Sinnvoller leben mit Roland Diethelm, Pfarrer in Zürich.

Mit dem Vollmond am Sonntag beginnt im jüdischen Kalender das einwöchige Laubhüttenfest. Es ist das letzte der drei grossen Erntedank- und Wallfahrtsfeste, an denen jeder Jude nach Möglichkeit dem Tempel in Jerusalem einen Besuch abstattet. Bis auf die Oliven sind nun alle wichtigen Kulturpflanzen geerntet, insbesondere Weinreben. Die Sukkot, einfache Unterstände aus Zweigen und Blättern, dienten den Arbeitern bei der Ernte als Schutz vor der Sonne und zur Erholung. Bis heute isst und schläft man eine Woche lang in einer solchen Hütte.
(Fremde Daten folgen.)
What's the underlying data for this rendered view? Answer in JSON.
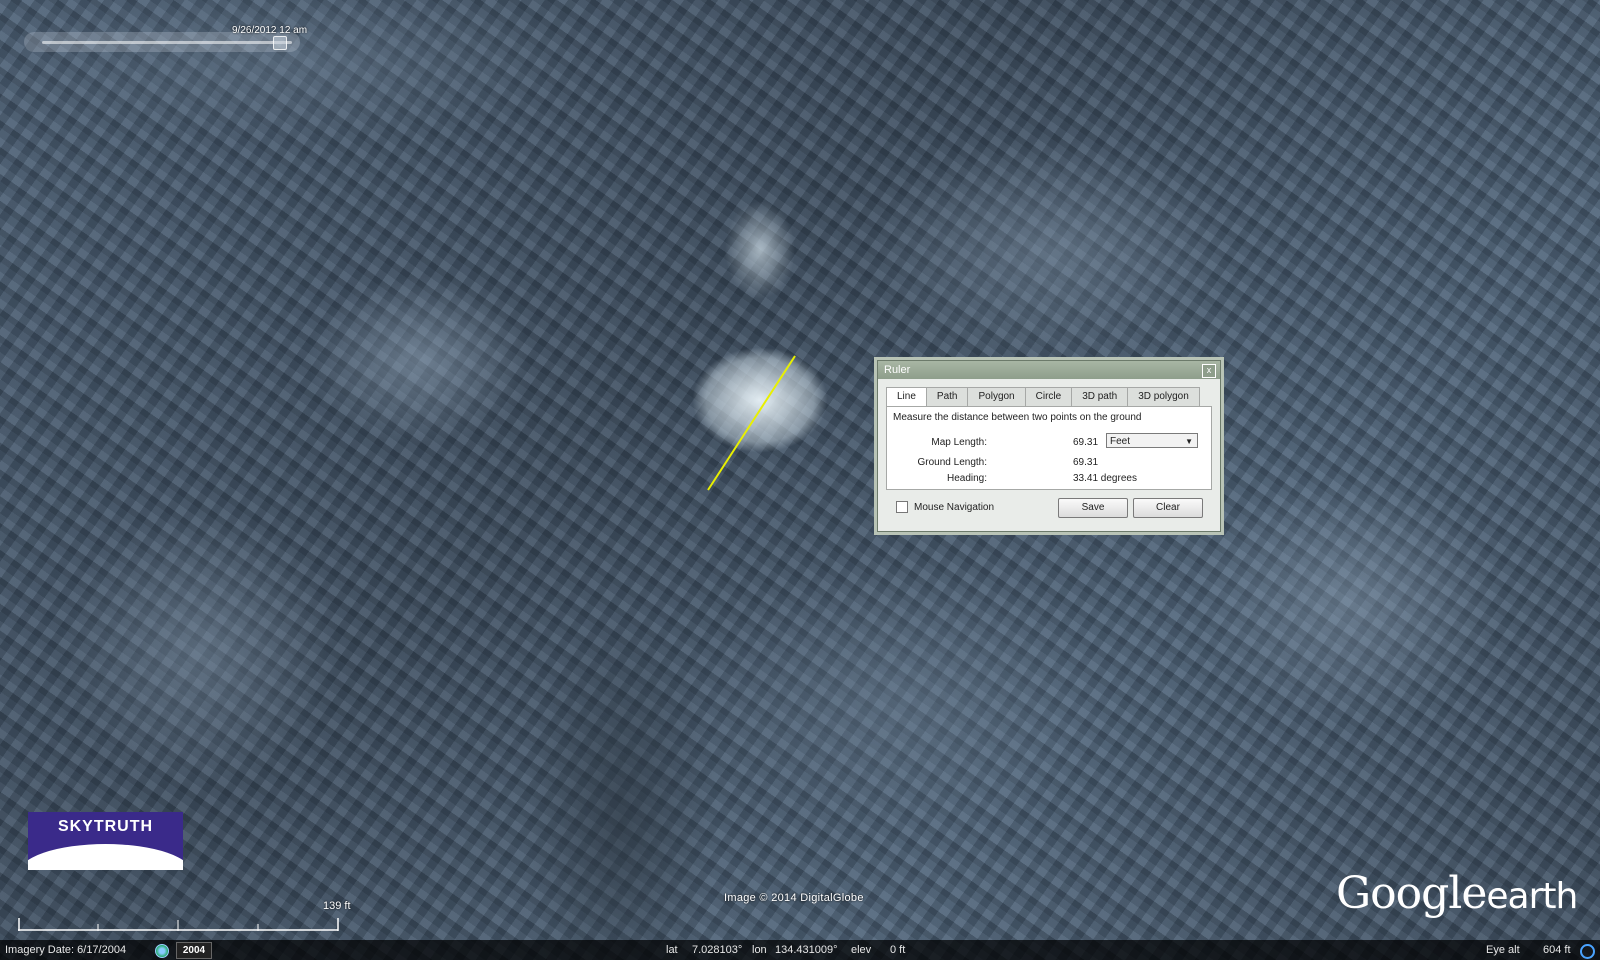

Der Brauch erinnert an die Flucht aus Ägypten und die Gründungszeit Israels als wanderndes Gottesvolk. «Begeht es als Freudenfest mit euren Söhnen und Töchtern, euren Sklaven und Sklavinnen und mit den Leviten in eurer Stadt, den Fremden, die bei euch leben, den Waisen und Witwen», ordnet

das mosaische Gesetz an. Alle leben in Hütten statt einige in Palästen. Dieses Selbstverständnis übernahmen die christlichen Gemeinden. Mancher moderne christliche Kirchenbau hat deshalb die Form eines Zelts. Wie weit sich unser Lebensstil davon entfernt hat, ruft den Feiernden die Laubhütte in Erinnerung – und wie die Kirche ihr einstmaliges Selbstverständnis als Avantgarde vergessen hat, die neuen Zeltkirchen.